Afro Leo received the following judgment summary from Kenyan IP experts John Syekei and Andrew Ndikimi (Coulson Harney). The Court did not hold back in rebuking the local Registry yet themselves made mistakes.
The High Court of Kenya, in the recent case of Mathew Ashers Ochieng –vs- Kenya Oil Company Limited & Kobil Petroleum Limited (civil case No. 377 of 2007) has held that descriptive expressions or slogans such as “PROUDLY KENYAN”, which are widely used and familiar within the public domain, should not be registrable as trade marks. John and Andrew summarise their thoughts in a considered article (click here) as follows:
(1) The fact that descriptive words, expressions, slogans etc are not registrable as trade marks in Kenya.
(2) That the protection afforded by trade marks registration in Kenya is class specific.
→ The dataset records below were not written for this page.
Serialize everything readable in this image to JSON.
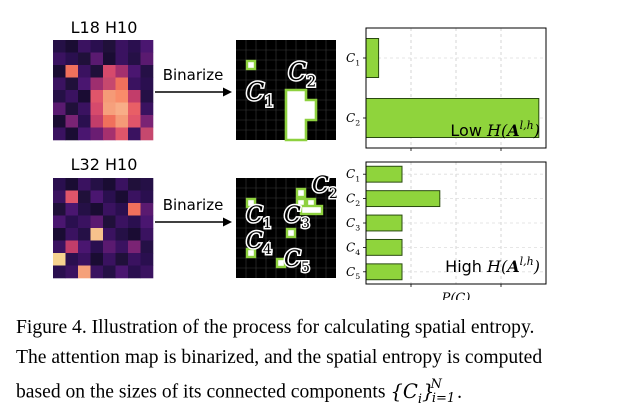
{
  "panels": [
    {
      "map_label": "L18 H10",
      "arrow_label": "Binarize",
      "heat_colors": [
        [
          "#251046",
          "#1a0c33",
          "#3a1260",
          "#2a0f4f",
          "#20103a",
          "#3a1260",
          "#2a0f4f",
          "#4a1670"
        ],
        [
          "#3a1260",
          "#2a0f4f",
          "#20103a",
          "#5a1a70",
          "#1a0c33",
          "#3a1260",
          "#251046",
          "#5a1a70"
        ],
        [
          "#1a0c33",
          "#f0705c",
          "#3a1260",
          "#20103a",
          "#d64a6c",
          "#a5306e",
          "#4a1670",
          "#251046"
        ],
        [
          "#3a1260",
          "#20103a",
          "#4a1670",
          "#9e2e6f",
          "#c6486e",
          "#f0705c",
          "#3a1260",
          "#2a0f4f"
        ],
        [
          "#251046",
          "#3a1260",
          "#1a0c33",
          "#e0556a",
          "#f59a77",
          "#f98c6a",
          "#c23d6a",
          "#251046"
        ],
        [
          "#5a1a70",
          "#20103a",
          "#3a1260",
          "#d64a6c",
          "#f6a07c",
          "#f8ad87",
          "#e85f66",
          "#3a1260"
        ],
        [
          "#1a0c33",
          "#7a2374",
          "#2a0f4f",
          "#c23d6a",
          "#f0705c",
          "#f59a77",
          "#e0556a",
          "#7a2374"
        ],
        [
          "#3a1260",
          "#1a0c33",
          "#4a1670",
          "#6a1d72",
          "#a5306e",
          "#e0556a",
          "#3a1260",
          "#c6486e"
        ]
      ],
      "components": [
        {
          "label": "C1",
          "base": "C",
          "sub": "1"
        },
        {
          "label": "C2",
          "base": "C",
          "sub": "2"
        }
      ],
      "bars": {
        "categories": [
          "C1",
          "C2"
        ],
        "values": [
          0.07,
          0.96
        ],
        "annotation_prefix": "Low ",
        "annotation_math": "H(A^{l,h})",
        "xlabel": ""
      }
    },
    {
      "map_label": "L32 H10",
      "arrow_label": "Binarize",
      "heat_colors": [
        [
          "#2a0f4f",
          "#1a0c33",
          "#3a1260",
          "#251046",
          "#1a0c33",
          "#3a1260",
          "#20103a",
          "#251046"
        ],
        [
          "#3a1260",
          "#e0556a",
          "#20103a",
          "#4a1670",
          "#2a0f4f",
          "#1a0c33",
          "#3a1260",
          "#2a0f4f"
        ],
        [
          "#20103a",
          "#4a1670",
          "#251046",
          "#1a0c33",
          "#3a1260",
          "#2a0f4f",
          "#f0705c",
          "#5a1a70"
        ],
        [
          "#4a1670",
          "#2a0f4f",
          "#3a1260",
          "#5a1a70",
          "#20103a",
          "#3a1260",
          "#2a0f4f",
          "#4a1670"
        ],
        [
          "#1a0c33",
          "#3a1260",
          "#251046",
          "#f6c28c",
          "#3a1260",
          "#251046",
          "#1a0c33",
          "#3a1260"
        ],
        [
          "#3a1260",
          "#c23d6a",
          "#4a1670",
          "#2a0f4f",
          "#5a1a70",
          "#3a1260",
          "#7a2374",
          "#251046"
        ],
        [
          "#f6d38f",
          "#2a0f4f",
          "#3a1260",
          "#1a0c33",
          "#3a1260",
          "#20103a",
          "#3a1260",
          "#2a0f4f"
        ],
        [
          "#2a0f4f",
          "#3a1260",
          "#f5a17a",
          "#3a1260",
          "#251046",
          "#4a1670",
          "#2a0f4f",
          "#3a1260"
        ]
      ],
      "components": [
        {
          "label": "C1",
          "base": "C",
          "sub": "1"
        },
        {
          "label": "C2",
          "base": "C",
          "sub": "2"
        },
        {
          "label": "C3",
          "base": "C",
          "sub": "3"
        },
        {
          "label": "C4",
          "base": "C",
          "sub": "4"
        },
        {
          "label": "C5",
          "base": "C",
          "sub": "5"
        }
      ],
      "bars": {
        "categories": [
          "C1",
          "C2",
          "C3",
          "C4",
          "C5"
        ],
        "values": [
          0.2,
          0.41,
          0.2,
          0.2,
          0.2
        ],
        "annotation_prefix": "High ",
        "annotation_math": "H(A^{l,h})",
        "xlabel": "P(C)"
      }
    }
  ],
  "chart_data": [
    {
      "type": "bar",
      "orientation": "horizontal",
      "categories": [
        "C1",
        "C2"
      ],
      "values": [
        0.07,
        0.96
      ],
      "xlim": [
        0,
        1
      ],
      "grid": true,
      "annotation": "Low H(A^{l,h})",
      "bar_color": "#8fd43c"
    },
    {
      "type": "bar",
      "orientation": "horizontal",
      "categories": [
        "C1",
        "C2",
        "C3",
        "C4",
        "C5"
      ],
      "values": [
        0.2,
        0.41,
        0.2,
        0.2,
        0.2
      ],
      "xlim": [
        0,
        1
      ],
      "grid": true,
      "xlabel": "P(C)",
      "annotation": "High H(A^{l,h})",
      "bar_color": "#8fd43c"
    }
  ],
  "caption": {
    "line1": "Figure 4. Illustration of the process for calculating spatial entropy.",
    "line2": "The attention map is binarized, and the spatial entropy is computed",
    "line3_text": "based on the sizes of its connected components ",
    "line3_math": "{C_i}_{i=1}^N",
    "line3_end": "."
  },
  "colors": {
    "bar_fill": "#8fd43c",
    "bar_edge": "#2a4a10",
    "component_outline": "#8ed13f",
    "binary_bg": "#000000",
    "binary_grid": "#3a3a3a"
  }
}
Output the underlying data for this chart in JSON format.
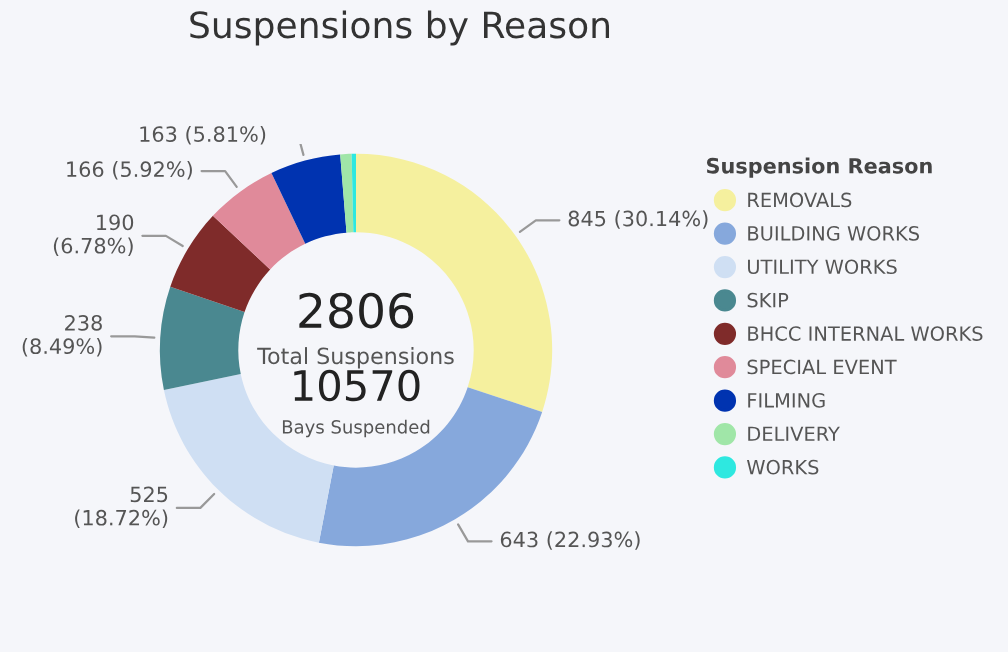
{
  "chart_data": {
    "type": "donut",
    "title": "Suspensions by Reason",
    "legend_title": "Suspension Reason",
    "legend": "right",
    "categories": [
      "REMOVALS",
      "BUILDING WORKS",
      "UTILITY WORKS",
      "SKIP",
      "BHCC INTERNAL WORKS",
      "SPECIAL EVENT",
      "FILMING",
      "DELIVERY",
      "WORKS"
    ],
    "values": [
      845,
      643,
      525,
      238,
      190,
      166,
      163,
      26,
      10
    ],
    "colors": [
      "#f5f09e",
      "#86a8dc",
      "#cfdff3",
      "#4a8890",
      "#7f2b2a",
      "#e08a9a",
      "#0033b0",
      "#a0e6a8",
      "#2ee8e0"
    ],
    "value_labels": [
      "845 (30.14%)",
      "643 (22.93%)",
      "525 (18.72%)",
      "238 (8.49%)",
      "190 (6.78%)",
      "166 (5.92%)",
      "163 (5.81%)",
      null,
      null
    ],
    "annotations": [
      "2806",
      "Total Suspensions",
      "10570",
      "Bays Suspended"
    ]
  }
}
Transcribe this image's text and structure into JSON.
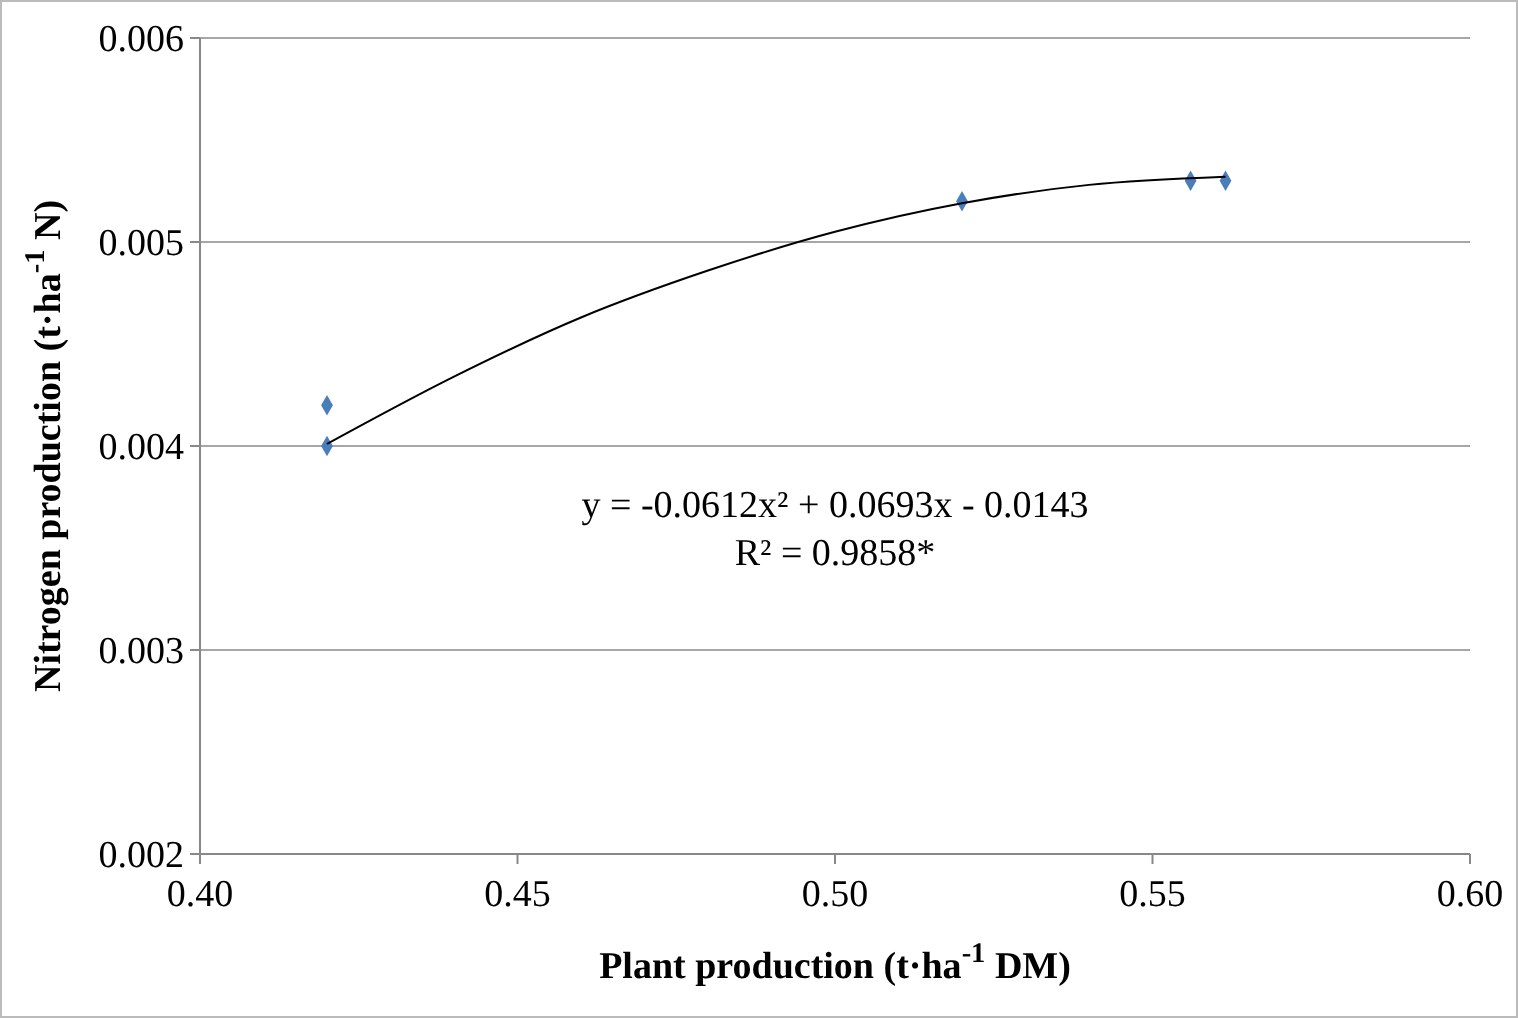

(3) The mere fact that a person has registered any descriptive words, slogans, expressions or common name, etc. as a trade mark cannot entitle him any legal protection of a right acquired through the inept and inattentive action of the registering authority and no property right can be acquired through the laxity and negligence of public officers to adhere to their legal mandate by allowing the registration of unregistrable trade marks.
(4) Local firms should not invoke their roots to edge out foreign and local competitors by registering trade marks that are not distinctive, but are merely slogans aimed at boosting their sales and inspiring customer loyalty, patriotism etc on the basis of their Kenyan identity. Therefore both local and foreign firm can successfully challenge such wrongfully registered trade marks in the event that they are threatened with any such misconceived trade mark infringement action.
Further, any such act of purporting to register such marks can be deemed to constitute restrictive trade practices under the recently gazetted Competition Act, 2009.
1 comments:
Write comments"PROUDLY KENYAN"
ReplyThis is definitely descriptive and arguably generic. Therefore, not registrable. There may be a second bite to it if one can prove secondary meaning with descriptive terms.
The Court was right - this is a slogan that can be used by every person(s) in Kenya even for state branding, and this should not be monopolised by one person (that's the principle behind TMs).
How the Kenyan IPO allowed this on the register is a discussion for another day since this may well happen in any other IP office in the continent.
The closest way this might be used is as a GI. Though it will struggle to be recognised as such since other producers may need to use such slogan as well.
Everything depends on national laws and ultimately, the final say lies with the Court and it held correctly.
It is also good to see that anti-competitive measures are in place in Kenya to control IP.